Clinical case 2 was a 70-year-old woman with a small gangrenous ulcer on the dorsal part of her first toe on the left foot. She has history of coronary artery disease with coronary artery bypass graft surgery 5 years prior, diabetes mellitus, mild chronic kidney disease, and hypertension. She underwent an uneventful lower extremity bypass using a prosthetic graft and had an uncomplicated postoperative course.

Both patients were on daily 81 mg aspirin.

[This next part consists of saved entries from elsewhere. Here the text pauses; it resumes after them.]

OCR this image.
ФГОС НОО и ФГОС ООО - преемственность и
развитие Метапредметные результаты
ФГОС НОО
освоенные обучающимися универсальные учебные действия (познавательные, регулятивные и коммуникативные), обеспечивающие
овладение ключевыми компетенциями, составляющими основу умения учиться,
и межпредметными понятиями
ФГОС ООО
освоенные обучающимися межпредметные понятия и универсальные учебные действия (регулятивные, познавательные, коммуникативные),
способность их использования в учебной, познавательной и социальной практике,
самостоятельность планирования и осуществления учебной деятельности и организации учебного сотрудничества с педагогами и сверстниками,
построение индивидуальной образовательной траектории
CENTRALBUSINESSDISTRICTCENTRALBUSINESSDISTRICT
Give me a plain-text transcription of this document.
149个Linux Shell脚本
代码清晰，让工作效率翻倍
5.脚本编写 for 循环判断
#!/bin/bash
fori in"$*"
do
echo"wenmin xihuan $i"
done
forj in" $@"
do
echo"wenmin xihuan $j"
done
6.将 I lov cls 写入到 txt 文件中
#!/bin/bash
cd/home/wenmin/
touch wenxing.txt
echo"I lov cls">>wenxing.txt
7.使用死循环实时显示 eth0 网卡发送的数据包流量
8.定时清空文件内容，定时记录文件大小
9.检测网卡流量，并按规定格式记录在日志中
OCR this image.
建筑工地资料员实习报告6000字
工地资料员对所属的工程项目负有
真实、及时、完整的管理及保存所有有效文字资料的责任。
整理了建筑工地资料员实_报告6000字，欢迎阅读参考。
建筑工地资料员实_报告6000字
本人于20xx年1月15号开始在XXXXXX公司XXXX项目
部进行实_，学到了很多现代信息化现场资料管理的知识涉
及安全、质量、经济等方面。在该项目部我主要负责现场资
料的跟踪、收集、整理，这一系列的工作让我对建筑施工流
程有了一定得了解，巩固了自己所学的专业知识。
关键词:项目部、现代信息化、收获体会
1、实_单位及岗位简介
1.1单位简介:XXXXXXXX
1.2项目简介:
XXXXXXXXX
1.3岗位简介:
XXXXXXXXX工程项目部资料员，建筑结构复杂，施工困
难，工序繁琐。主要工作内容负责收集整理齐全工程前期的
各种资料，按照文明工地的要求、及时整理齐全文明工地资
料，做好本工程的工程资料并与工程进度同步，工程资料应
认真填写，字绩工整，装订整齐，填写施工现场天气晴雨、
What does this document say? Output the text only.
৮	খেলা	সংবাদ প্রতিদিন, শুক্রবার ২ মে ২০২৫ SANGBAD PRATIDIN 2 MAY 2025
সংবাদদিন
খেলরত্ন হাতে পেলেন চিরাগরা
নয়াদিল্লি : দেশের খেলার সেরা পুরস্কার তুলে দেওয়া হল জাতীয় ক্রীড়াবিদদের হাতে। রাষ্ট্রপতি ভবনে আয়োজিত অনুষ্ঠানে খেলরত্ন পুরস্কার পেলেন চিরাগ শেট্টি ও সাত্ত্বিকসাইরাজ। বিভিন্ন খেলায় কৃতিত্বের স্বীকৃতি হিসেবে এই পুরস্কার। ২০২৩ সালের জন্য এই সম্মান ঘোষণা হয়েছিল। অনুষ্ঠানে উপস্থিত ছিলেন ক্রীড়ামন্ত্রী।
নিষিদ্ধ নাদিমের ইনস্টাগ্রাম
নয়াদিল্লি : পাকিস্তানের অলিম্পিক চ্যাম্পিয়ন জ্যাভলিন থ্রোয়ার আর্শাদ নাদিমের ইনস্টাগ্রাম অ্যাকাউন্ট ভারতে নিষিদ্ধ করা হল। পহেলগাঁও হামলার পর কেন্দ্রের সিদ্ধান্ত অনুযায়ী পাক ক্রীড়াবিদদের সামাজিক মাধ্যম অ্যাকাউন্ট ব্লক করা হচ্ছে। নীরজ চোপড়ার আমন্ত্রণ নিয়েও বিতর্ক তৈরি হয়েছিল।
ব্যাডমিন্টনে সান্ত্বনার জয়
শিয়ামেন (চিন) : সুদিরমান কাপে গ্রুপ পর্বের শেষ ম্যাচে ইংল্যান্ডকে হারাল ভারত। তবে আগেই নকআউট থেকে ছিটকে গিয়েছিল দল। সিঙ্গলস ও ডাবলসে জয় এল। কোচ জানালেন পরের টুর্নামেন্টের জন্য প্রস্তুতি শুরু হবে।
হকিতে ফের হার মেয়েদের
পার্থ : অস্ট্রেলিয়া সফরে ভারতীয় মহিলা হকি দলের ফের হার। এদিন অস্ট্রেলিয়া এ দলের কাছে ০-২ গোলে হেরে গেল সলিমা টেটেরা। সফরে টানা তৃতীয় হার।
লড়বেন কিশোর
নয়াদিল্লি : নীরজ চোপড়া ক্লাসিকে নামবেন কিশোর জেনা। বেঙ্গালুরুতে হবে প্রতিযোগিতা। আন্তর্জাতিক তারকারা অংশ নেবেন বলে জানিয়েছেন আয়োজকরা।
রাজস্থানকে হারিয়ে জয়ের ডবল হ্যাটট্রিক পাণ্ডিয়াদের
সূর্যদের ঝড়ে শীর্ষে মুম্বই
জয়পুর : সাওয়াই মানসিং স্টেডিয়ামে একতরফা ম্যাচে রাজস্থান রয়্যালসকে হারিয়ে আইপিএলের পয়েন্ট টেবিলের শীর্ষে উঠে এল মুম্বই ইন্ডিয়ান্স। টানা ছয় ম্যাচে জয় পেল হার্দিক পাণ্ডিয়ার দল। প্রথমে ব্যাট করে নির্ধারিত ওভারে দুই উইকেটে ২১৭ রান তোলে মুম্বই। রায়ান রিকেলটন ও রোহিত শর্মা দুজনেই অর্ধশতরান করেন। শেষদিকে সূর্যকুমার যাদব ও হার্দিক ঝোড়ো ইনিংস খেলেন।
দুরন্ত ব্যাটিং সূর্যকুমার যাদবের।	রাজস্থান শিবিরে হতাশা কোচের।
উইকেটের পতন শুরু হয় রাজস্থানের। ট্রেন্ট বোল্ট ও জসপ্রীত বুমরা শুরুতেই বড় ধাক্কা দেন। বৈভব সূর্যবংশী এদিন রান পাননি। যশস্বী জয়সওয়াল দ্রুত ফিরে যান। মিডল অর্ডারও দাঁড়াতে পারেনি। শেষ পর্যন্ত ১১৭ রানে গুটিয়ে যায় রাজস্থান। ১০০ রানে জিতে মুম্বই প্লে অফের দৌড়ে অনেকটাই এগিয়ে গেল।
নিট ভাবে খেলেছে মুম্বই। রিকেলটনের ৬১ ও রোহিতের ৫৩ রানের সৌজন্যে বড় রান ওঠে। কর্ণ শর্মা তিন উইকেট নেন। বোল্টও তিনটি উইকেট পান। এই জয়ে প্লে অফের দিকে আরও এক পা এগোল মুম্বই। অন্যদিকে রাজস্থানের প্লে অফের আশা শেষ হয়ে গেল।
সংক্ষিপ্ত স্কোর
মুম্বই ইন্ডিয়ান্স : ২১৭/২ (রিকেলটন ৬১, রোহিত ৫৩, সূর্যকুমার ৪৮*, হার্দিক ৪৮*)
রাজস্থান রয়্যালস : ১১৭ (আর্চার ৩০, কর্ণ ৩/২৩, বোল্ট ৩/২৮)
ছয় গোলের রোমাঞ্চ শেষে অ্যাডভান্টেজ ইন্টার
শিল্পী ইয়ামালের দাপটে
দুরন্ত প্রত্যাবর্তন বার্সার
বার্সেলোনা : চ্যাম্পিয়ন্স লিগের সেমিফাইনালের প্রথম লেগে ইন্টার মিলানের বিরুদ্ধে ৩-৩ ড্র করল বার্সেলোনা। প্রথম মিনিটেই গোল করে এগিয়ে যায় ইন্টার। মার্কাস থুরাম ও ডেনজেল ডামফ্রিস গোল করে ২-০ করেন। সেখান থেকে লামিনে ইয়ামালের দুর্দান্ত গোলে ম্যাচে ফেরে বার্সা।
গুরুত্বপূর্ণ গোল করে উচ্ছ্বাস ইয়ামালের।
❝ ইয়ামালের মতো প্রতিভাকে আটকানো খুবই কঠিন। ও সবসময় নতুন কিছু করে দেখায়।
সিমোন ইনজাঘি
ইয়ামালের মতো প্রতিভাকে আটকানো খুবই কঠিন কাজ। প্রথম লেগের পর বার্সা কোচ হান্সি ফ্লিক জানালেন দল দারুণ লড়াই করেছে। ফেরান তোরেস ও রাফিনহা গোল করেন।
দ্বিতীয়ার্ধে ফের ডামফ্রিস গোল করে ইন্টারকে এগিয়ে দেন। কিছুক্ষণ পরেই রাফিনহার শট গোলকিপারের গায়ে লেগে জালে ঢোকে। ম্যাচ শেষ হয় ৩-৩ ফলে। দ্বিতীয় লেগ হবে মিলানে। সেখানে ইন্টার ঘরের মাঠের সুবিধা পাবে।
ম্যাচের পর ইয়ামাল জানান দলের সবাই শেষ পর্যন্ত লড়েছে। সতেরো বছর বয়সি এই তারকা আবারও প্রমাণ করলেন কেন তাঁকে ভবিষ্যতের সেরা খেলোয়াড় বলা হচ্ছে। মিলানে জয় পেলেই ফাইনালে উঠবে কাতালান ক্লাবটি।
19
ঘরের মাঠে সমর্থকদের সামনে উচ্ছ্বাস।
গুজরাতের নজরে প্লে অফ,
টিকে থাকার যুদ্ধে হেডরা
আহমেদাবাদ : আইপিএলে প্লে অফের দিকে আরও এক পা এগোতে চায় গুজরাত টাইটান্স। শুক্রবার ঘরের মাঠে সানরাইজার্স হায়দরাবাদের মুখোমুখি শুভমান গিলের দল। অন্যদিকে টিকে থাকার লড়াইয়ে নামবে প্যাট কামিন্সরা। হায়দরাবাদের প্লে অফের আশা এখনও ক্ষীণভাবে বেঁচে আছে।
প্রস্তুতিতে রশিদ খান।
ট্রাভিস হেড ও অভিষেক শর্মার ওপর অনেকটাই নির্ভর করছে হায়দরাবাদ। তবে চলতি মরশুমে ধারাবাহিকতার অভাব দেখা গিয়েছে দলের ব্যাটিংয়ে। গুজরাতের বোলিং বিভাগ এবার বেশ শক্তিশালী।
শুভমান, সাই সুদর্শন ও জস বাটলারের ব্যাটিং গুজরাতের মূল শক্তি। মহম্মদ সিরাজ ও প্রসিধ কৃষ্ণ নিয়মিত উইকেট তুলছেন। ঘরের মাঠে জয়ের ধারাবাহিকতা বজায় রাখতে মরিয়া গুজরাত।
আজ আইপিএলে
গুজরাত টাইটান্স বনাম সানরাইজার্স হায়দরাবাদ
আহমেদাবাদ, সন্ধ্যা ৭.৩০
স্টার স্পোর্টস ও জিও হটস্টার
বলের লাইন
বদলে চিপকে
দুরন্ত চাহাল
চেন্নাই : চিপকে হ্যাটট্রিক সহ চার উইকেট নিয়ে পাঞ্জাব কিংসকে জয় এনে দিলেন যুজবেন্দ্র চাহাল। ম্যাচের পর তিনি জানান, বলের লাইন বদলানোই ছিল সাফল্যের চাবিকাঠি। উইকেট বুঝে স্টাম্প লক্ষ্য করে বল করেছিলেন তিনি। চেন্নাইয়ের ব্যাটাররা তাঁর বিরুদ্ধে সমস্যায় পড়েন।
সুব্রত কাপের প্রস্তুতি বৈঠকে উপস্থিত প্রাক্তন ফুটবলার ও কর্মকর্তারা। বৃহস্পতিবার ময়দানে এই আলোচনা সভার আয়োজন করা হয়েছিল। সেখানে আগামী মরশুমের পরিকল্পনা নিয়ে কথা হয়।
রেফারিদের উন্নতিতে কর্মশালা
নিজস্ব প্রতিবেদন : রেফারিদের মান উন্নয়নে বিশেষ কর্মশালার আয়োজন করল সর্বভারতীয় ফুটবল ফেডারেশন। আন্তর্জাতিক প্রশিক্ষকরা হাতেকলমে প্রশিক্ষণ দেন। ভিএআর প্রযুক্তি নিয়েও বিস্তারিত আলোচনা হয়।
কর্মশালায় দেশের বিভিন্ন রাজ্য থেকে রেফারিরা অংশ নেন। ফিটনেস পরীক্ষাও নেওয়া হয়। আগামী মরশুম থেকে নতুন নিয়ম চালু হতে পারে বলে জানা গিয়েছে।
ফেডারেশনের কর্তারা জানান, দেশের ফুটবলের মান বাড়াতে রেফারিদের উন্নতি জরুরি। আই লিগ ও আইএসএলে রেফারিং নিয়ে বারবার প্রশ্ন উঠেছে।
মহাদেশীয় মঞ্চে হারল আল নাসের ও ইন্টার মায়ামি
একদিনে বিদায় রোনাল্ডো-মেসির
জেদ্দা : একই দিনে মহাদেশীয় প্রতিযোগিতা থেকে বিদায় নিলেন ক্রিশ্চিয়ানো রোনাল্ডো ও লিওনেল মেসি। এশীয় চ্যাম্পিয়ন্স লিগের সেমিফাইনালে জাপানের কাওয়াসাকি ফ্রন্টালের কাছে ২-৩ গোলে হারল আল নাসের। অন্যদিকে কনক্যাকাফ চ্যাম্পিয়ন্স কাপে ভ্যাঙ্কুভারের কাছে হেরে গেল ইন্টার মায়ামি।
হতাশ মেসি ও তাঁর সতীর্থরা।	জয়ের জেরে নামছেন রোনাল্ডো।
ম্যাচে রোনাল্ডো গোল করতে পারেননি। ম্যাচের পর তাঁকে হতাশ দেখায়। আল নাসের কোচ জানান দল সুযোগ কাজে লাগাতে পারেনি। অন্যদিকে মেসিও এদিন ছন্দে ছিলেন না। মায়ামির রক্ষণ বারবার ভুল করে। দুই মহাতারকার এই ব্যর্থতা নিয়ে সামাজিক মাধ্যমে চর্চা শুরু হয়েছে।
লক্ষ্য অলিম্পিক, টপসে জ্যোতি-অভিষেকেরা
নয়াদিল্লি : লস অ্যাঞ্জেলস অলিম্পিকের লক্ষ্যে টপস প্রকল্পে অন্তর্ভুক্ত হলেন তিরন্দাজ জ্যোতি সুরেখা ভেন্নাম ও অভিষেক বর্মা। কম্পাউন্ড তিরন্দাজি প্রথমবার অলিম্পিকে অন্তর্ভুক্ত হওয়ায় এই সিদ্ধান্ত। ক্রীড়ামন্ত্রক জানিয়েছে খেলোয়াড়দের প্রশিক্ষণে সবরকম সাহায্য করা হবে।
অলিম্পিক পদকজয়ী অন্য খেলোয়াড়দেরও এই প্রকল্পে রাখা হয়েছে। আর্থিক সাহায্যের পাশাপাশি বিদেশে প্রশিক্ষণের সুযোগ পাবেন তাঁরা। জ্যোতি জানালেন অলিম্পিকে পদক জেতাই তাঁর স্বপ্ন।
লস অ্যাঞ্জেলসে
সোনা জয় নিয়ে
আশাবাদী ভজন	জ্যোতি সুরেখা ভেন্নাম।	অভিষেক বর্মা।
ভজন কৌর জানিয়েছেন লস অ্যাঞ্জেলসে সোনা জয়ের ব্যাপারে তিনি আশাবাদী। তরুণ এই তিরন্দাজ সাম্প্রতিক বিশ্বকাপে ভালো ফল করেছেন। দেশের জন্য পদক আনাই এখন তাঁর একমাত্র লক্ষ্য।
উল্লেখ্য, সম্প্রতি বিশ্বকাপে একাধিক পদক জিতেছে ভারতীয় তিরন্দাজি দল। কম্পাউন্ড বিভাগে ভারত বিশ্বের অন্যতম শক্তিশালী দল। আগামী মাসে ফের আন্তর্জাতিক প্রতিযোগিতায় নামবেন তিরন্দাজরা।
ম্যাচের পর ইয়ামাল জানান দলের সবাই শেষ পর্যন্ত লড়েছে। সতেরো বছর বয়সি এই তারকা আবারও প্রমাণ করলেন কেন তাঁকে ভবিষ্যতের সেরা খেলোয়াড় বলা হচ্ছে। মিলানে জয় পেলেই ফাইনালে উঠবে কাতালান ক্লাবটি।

In order to determine the appropriate care for these patients, the authors presented a flowchart of considerations regarding risk and benefits. Patients with symptomatic PAD who had no recent major bleeds, history of stroke, congestive heart failure, chronic kidney disease, frailty, or anemia were considered for rivaroxaban treatment, otherwise they were put on single antiplatelet therapy.

The investigators recommended that, if the patients were at high limb risk or high ischemic risk, they should be treated with either rivaroxaban plus aspirin or dual antiplatelet therapy (the latter if there was a recent MI or peripheral stenting). If the patients were not at risk, they were deemed eligible for either the rivaroxaban plus aspirin therapy or single antiplatelet therapy.

With regard to the clinical case studies, the authors discussed the rationale for putting both patients on the rivaroxaban plus aspirin therapy after an assessment of the risk/benefit profile for each patient based upon the above considerations. In both cases the bleeding risk was considered low; the ischemic risk in the first patient and the limb risk in the second patient was considered high. Although the second patient had chronic kidney disease, it was not considered severe enough to preclude such treatment.

“Future data from trials such as Vascular Outcomes Study of ASA Along With Rivaroxaban in Endovascular or Surgical Limb Revascularization For Peripheral Artery Disease [VOYAGER PAD] will provide data with regards to the role of low-dose rivaroxaban plus aspirin following peripheral artery revascularization for PAD,” the researchers concluded.

Dr. Hussain reported having no conflicts; his coauthors reported receiving funding from various pharmaceutical companies, including Bayer, which was a sponsor of the original COMPASS trial.